Breaking it all down
Applying this kind of value-breakdown to books in my head gave me a new perspective on buying digital media. The bad news is that it hasn’t changed how much I’m willing to pay for it; the good news is that my previously arbitrary valuations (why was I comfortable paying $5 for an ebook, but only $1.50 or so for a song?) now have some point of reference.
So, it roughly breaks down to this:
|DRM:||-$10 (yes, that’s a negative)|
|Short Fiction content:||$1-$2||Book/Novella content:||$3-$8|
|Digital container:||$0||Paperback container:||$5|
|Hardcover container:||$15-$20||Limited Edition tinsel:||$15-$20|
|Convenient online shopping:||$1||Instant access:||$1-$2|
Using these components we can see that I’m comfortable paying:
$5-$10 (content + convenience + instant access) for an e-book.
$8-$13 for a paperback book (add various dollars for easy buying/shipping sites like BookDepository and Amazon)
$18-$28 for a hardcover (adjust for ease of purchase)
$33-$48 for a hardcover + Limited Edition tinsel (eg. signed, special cover, whatever)
Just out of interest, let’s calculate what it would take to get me to buy a DRM ebook from you, using all my upper ranges:
|Convenient instant shopping||+$3|
|optional Limited Edition tinsel
(how you would do this digitally I do not know)
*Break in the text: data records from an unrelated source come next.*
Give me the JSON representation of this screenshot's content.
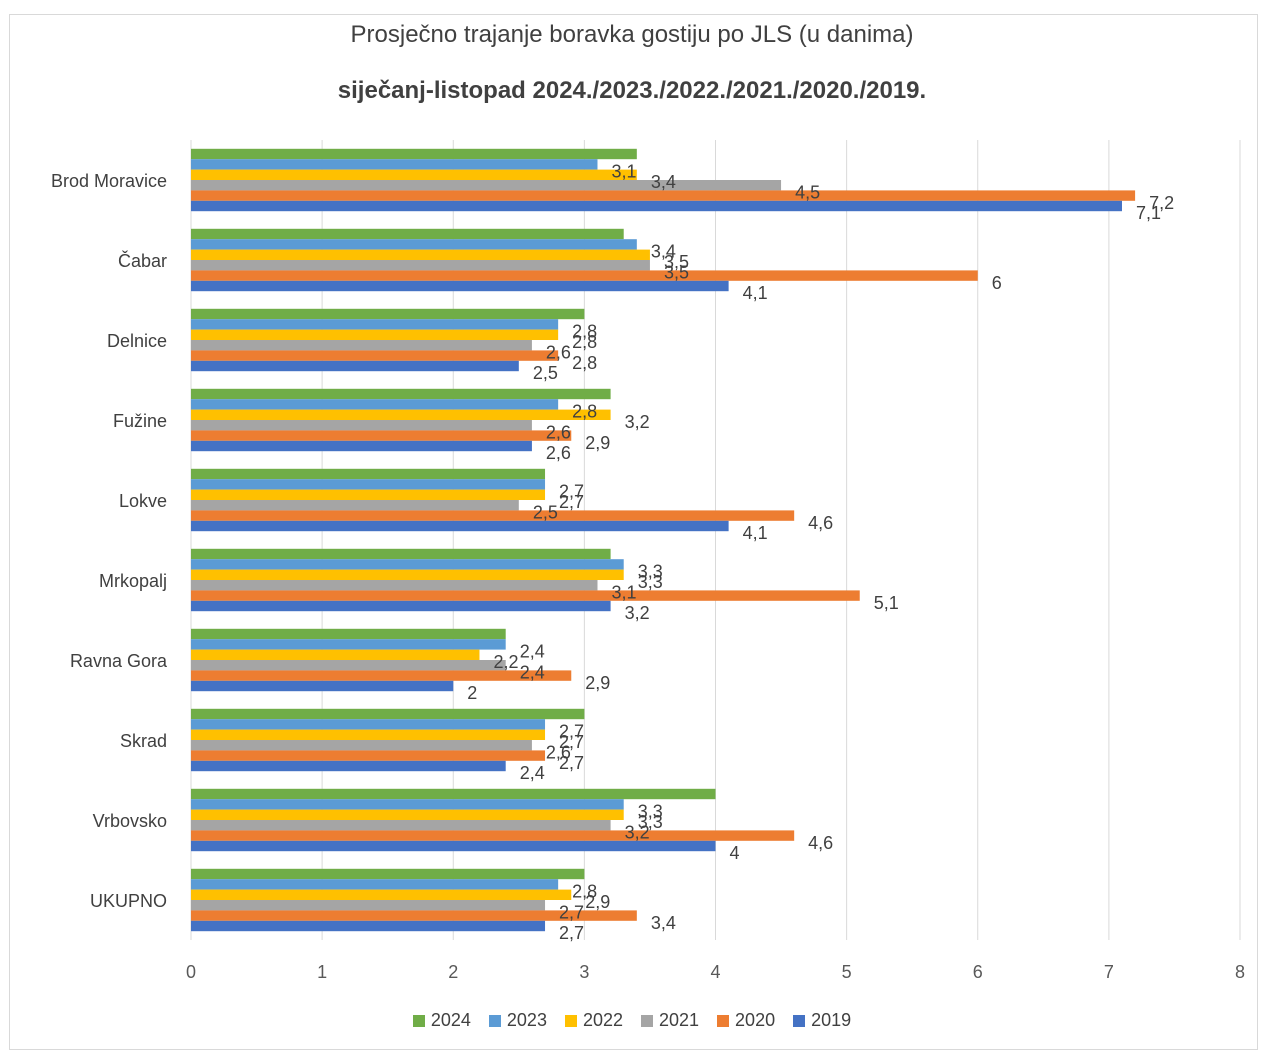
{
  "chart_data": {
    "type": "bar",
    "orientation": "horizontal",
    "title": "Prosječno trajanje boravka gostiju po JLS (u danima)",
    "subtitle": "siječanj-listopad 2024./2023./2022./2021./2020./2019.",
    "categories": [
      "Brod Moravice",
      "Čabar",
      "Delnice",
      "Fužine",
      "Lokve",
      "Mrkopalj",
      "Ravna Gora",
      "Skrad",
      "Vrbovsko",
      "UKUPNO"
    ],
    "series": [
      {
        "name": "2024",
        "color": "#70ad47",
        "values": [
          3.4,
          3.3,
          3.0,
          3.2,
          2.7,
          3.2,
          2.4,
          3.0,
          4.0,
          3.0
        ]
      },
      {
        "name": "2023",
        "color": "#5b9bd5",
        "values": [
          3.1,
          3.4,
          2.8,
          2.8,
          2.7,
          3.3,
          2.4,
          2.7,
          3.3,
          2.8
        ]
      },
      {
        "name": "2022",
        "color": "#ffc000",
        "values": [
          3.4,
          3.5,
          2.8,
          3.2,
          2.7,
          3.3,
          2.2,
          2.7,
          3.3,
          2.9
        ]
      },
      {
        "name": "2021",
        "color": "#a5a5a5",
        "values": [
          4.5,
          3.5,
          2.6,
          2.6,
          2.5,
          3.1,
          2.4,
          2.6,
          3.2,
          2.7
        ]
      },
      {
        "name": "2020",
        "color": "#ed7d31",
        "values": [
          7.2,
          6.0,
          2.8,
          2.9,
          4.6,
          5.1,
          2.9,
          2.7,
          4.6,
          3.4
        ]
      },
      {
        "name": "2019",
        "color": "#4472c4",
        "values": [
          7.1,
          4.1,
          2.5,
          2.6,
          4.1,
          3.2,
          2.0,
          2.4,
          4.0,
          2.7
        ]
      }
    ],
    "data_labels": [
      [
        null,
        null,
        null,
        null,
        null,
        null,
        null,
        null,
        null,
        null
      ],
      [
        "3,1",
        "3,4",
        "2,8",
        "2,8",
        "2,7",
        "3,3",
        "2,4",
        "2,7",
        "3,3",
        "2,8"
      ],
      [
        "3,4",
        "3,5",
        "2,8",
        "3,2",
        "2,7",
        "3,3",
        "2,2",
        "2,7",
        "3,3",
        "2,9"
      ],
      [
        "4,5",
        "3,5",
        "2,6",
        "2,6",
        "2,5",
        "3,1",
        "2,4",
        "2,6",
        "3,2",
        "2,7"
      ],
      [
        "7,2",
        "6",
        "2,8",
        "2,9",
        "4,6",
        "5,1",
        "2,9",
        "2,7",
        "4,6",
        "3,4"
      ],
      [
        "7,1",
        "4,1",
        "2,5",
        "2,6",
        "4,1",
        "3,2",
        "2",
        "2,4",
        "4",
        "2,7"
      ]
    ],
    "xlim": [
      0,
      8
    ],
    "x_ticks": [
      "0",
      "1",
      "2",
      "3",
      "4",
      "5",
      "6",
      "7",
      "8"
    ],
    "grid": "vertical",
    "legend_position": "bottom"
  }
}
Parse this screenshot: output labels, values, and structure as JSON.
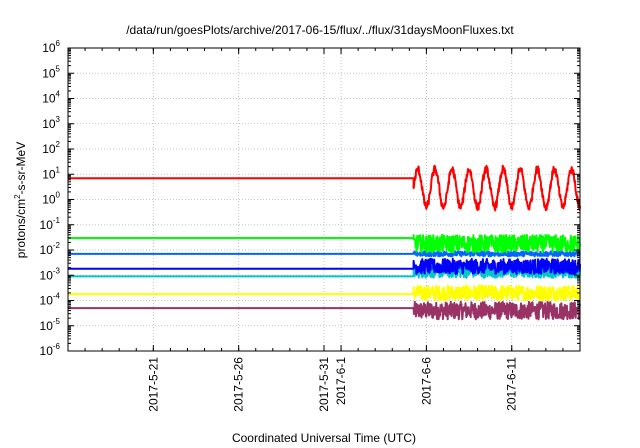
{
  "chart_data": {
    "type": "line",
    "title": "/data/run/goesPlots/archive/2017-06-15/flux/../flux/31daysMoonFluxes.txt",
    "xlabel": "Coordinated Universal Time (UTC)",
    "ylabel": "protons/cm2-s-sr-MeV",
    "ylabel_parts": {
      "pre": "protons/cm",
      "sup": "2",
      "post": "-s-sr-MeV"
    },
    "yscale": "log",
    "ylim_exponents": [
      -6,
      6
    ],
    "y_tick_labels": [
      {
        "base": "10",
        "exp": "-6"
      },
      {
        "base": "10",
        "exp": "-5"
      },
      {
        "base": "10",
        "exp": "-4"
      },
      {
        "base": "10",
        "exp": "-3"
      },
      {
        "base": "10",
        "exp": "-2"
      },
      {
        "base": "10",
        "exp": "-1"
      },
      {
        "base": "10",
        "exp": "0"
      },
      {
        "base": "10",
        "exp": "1"
      },
      {
        "base": "10",
        "exp": "2"
      },
      {
        "base": "10",
        "exp": "3"
      },
      {
        "base": "10",
        "exp": "4"
      },
      {
        "base": "10",
        "exp": "5"
      },
      {
        "base": "10",
        "exp": "6"
      }
    ],
    "xlim": [
      "2017-05-16",
      "2017-06-15"
    ],
    "x_ticks": [
      "2017-5-21",
      "2017-5-26",
      "2017-5-31",
      "2017-6-1",
      "2017-6-6",
      "2017-6-11"
    ],
    "x_tick_dates": [
      "2017-05-21",
      "2017-05-26",
      "2017-05-31",
      "2017-06-01",
      "2017-06-06",
      "2017-06-11"
    ],
    "grid": true,
    "data_start": "2017-06-05T06:00",
    "series": [
      {
        "color": "#ff0000",
        "flat_value": 7,
        "noisy_center_exp": 0.45,
        "noisy_amplitude_exp": 0.75,
        "shape": "diurnal"
      },
      {
        "color": "#00ff00",
        "flat_value": 0.03,
        "noisy_center_exp": -1.75,
        "noisy_amplitude_exp": 0.35,
        "shape": "noise"
      },
      {
        "color": "#0066ff",
        "flat_value": 0.007,
        "noisy_center_exp": -2.15,
        "noisy_amplitude_exp": 0.1,
        "shape": "noise"
      },
      {
        "color": "#0000ff",
        "flat_value": 0.0018,
        "noisy_center_exp": -2.65,
        "noisy_amplitude_exp": 0.3,
        "shape": "noise"
      },
      {
        "color": "#00c8c8",
        "flat_value": 0.0009,
        "noisy_center_exp": -2.85,
        "noisy_amplitude_exp": 0.25,
        "shape": "noise"
      },
      {
        "color": "#ffff00",
        "flat_value": 0.00018,
        "noisy_center_exp": -3.7,
        "noisy_amplitude_exp": 0.3,
        "shape": "noise"
      },
      {
        "color": "#993366",
        "flat_value": 5e-05,
        "noisy_center_exp": -4.4,
        "noisy_amplitude_exp": 0.35,
        "shape": "noise"
      }
    ]
  }
}
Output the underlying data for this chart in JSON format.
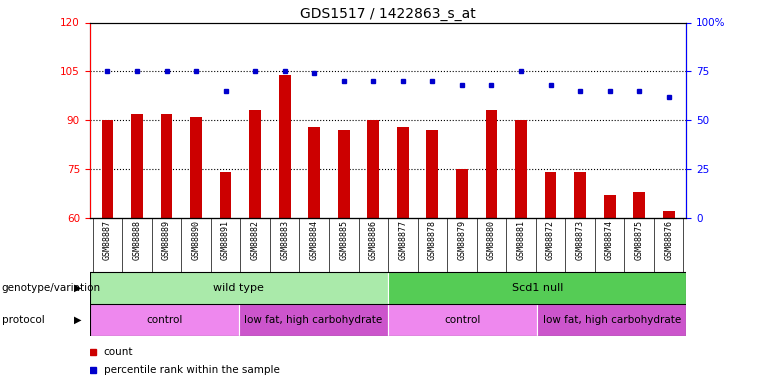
{
  "title": "GDS1517 / 1422863_s_at",
  "samples": [
    "GSM88887",
    "GSM88888",
    "GSM88889",
    "GSM88890",
    "GSM88891",
    "GSM88882",
    "GSM88883",
    "GSM88884",
    "GSM88885",
    "GSM88886",
    "GSM88877",
    "GSM88878",
    "GSM88879",
    "GSM88880",
    "GSM88881",
    "GSM88872",
    "GSM88873",
    "GSM88874",
    "GSM88875",
    "GSM88876"
  ],
  "red_values": [
    90,
    92,
    92,
    91,
    74,
    93,
    104,
    88,
    87,
    90,
    88,
    87,
    75,
    93,
    90,
    74,
    74,
    67,
    68,
    62
  ],
  "blue_values_pct": [
    75,
    75,
    75,
    75,
    65,
    75,
    75,
    74,
    70,
    70,
    70,
    70,
    68,
    68,
    75,
    68,
    65,
    65,
    65,
    62
  ],
  "ylim_left": [
    60,
    120
  ],
  "ylim_right": [
    0,
    100
  ],
  "yticks_left": [
    60,
    75,
    90,
    105,
    120
  ],
  "yticks_right": [
    0,
    25,
    50,
    75,
    100
  ],
  "ytick_labels_right": [
    "0",
    "25",
    "50",
    "75",
    "100%"
  ],
  "hlines": [
    75,
    90,
    105
  ],
  "bar_color": "#cc0000",
  "dot_color": "#0000cc",
  "bar_width": 0.4,
  "genotype_groups": [
    {
      "label": "wild type",
      "start": 0,
      "end": 10,
      "color": "#aaeaaa"
    },
    {
      "label": "Scd1 null",
      "start": 10,
      "end": 20,
      "color": "#55cc55"
    }
  ],
  "protocol_groups": [
    {
      "label": "control",
      "start": 0,
      "end": 5,
      "color": "#ee88ee"
    },
    {
      "label": "low fat, high carbohydrate",
      "start": 5,
      "end": 10,
      "color": "#cc55cc"
    },
    {
      "label": "control",
      "start": 10,
      "end": 15,
      "color": "#ee88ee"
    },
    {
      "label": "low fat, high carbohydrate",
      "start": 15,
      "end": 20,
      "color": "#cc55cc"
    }
  ],
  "left_label_genotype": "genotype/variation",
  "left_label_protocol": "protocol",
  "legend_count_color": "#cc0000",
  "legend_pct_color": "#0000cc",
  "legend_count_label": "count",
  "legend_pct_label": "percentile rank within the sample",
  "title_fontsize": 10,
  "tick_fontsize": 7.5,
  "xtick_fontsize": 6.0,
  "row_label_fontsize": 7.5,
  "row_text_fontsize": 8,
  "legend_fontsize": 7.5
}
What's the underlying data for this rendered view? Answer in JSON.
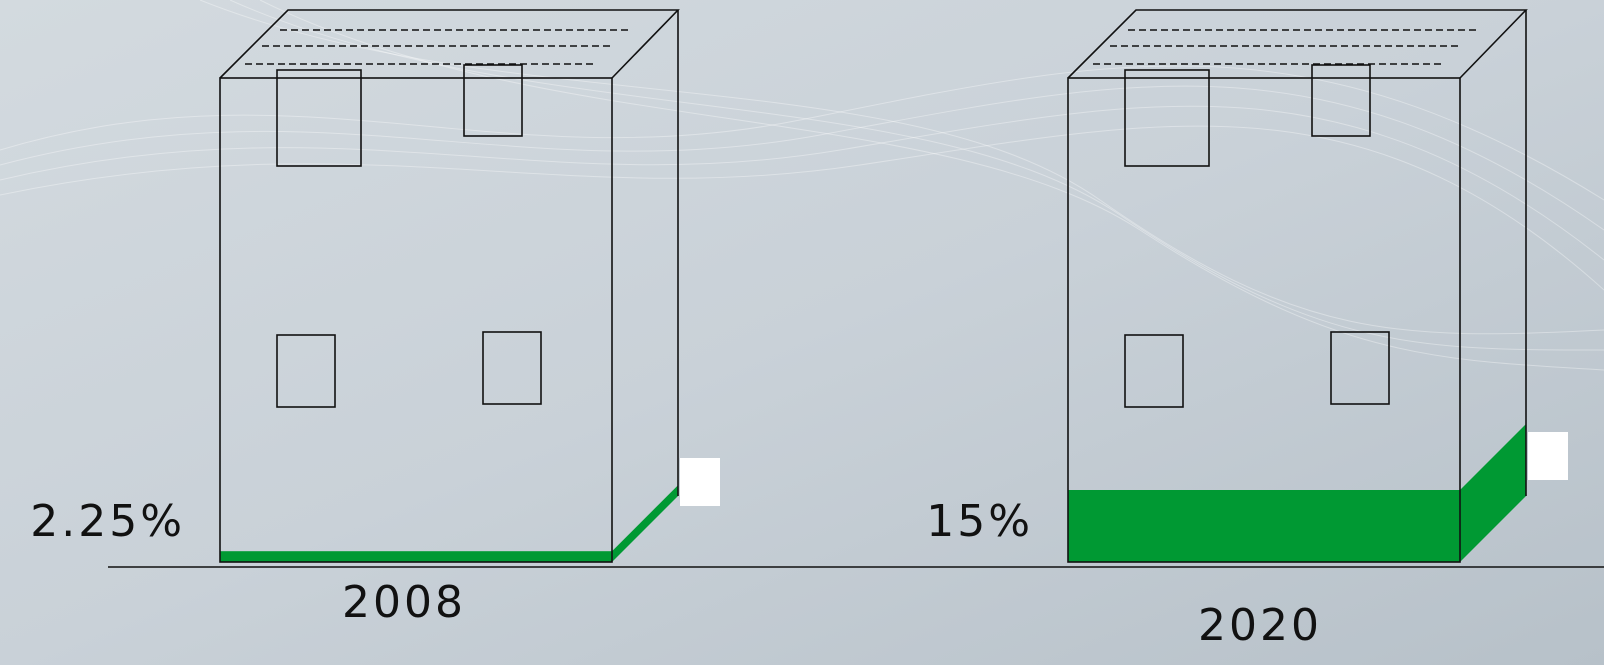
{
  "chart_data": {
    "type": "bar",
    "categories": [
      "2008",
      "2020"
    ],
    "values": [
      2.25,
      15
    ],
    "value_labels": [
      "2.25%",
      "15%"
    ],
    "color": "#009933"
  }
}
So without Limited Edition tinsel the most I’d pay is apparently $1. Sounds about right. Not looking good there.
It’s possible to construct all sorts of offerings (eg. paperback book with instant digital edition download) and come up with a rough price that I would be comfortable paying.
Where to from here?
Obviously this is a purely personal assessment, but breaking down how I value the various components of a book that I’m buying, including the process of finding a shop, acquiring my purchase, etc, gives me a little bit of guidance and confidence when I make wild proclamations online about book prices.
I don’t know how useful this kind of breakdown is to people interested in pricing their books competitively, but it was an interesting journey for me, and it might help someone out there construct their own little matrix.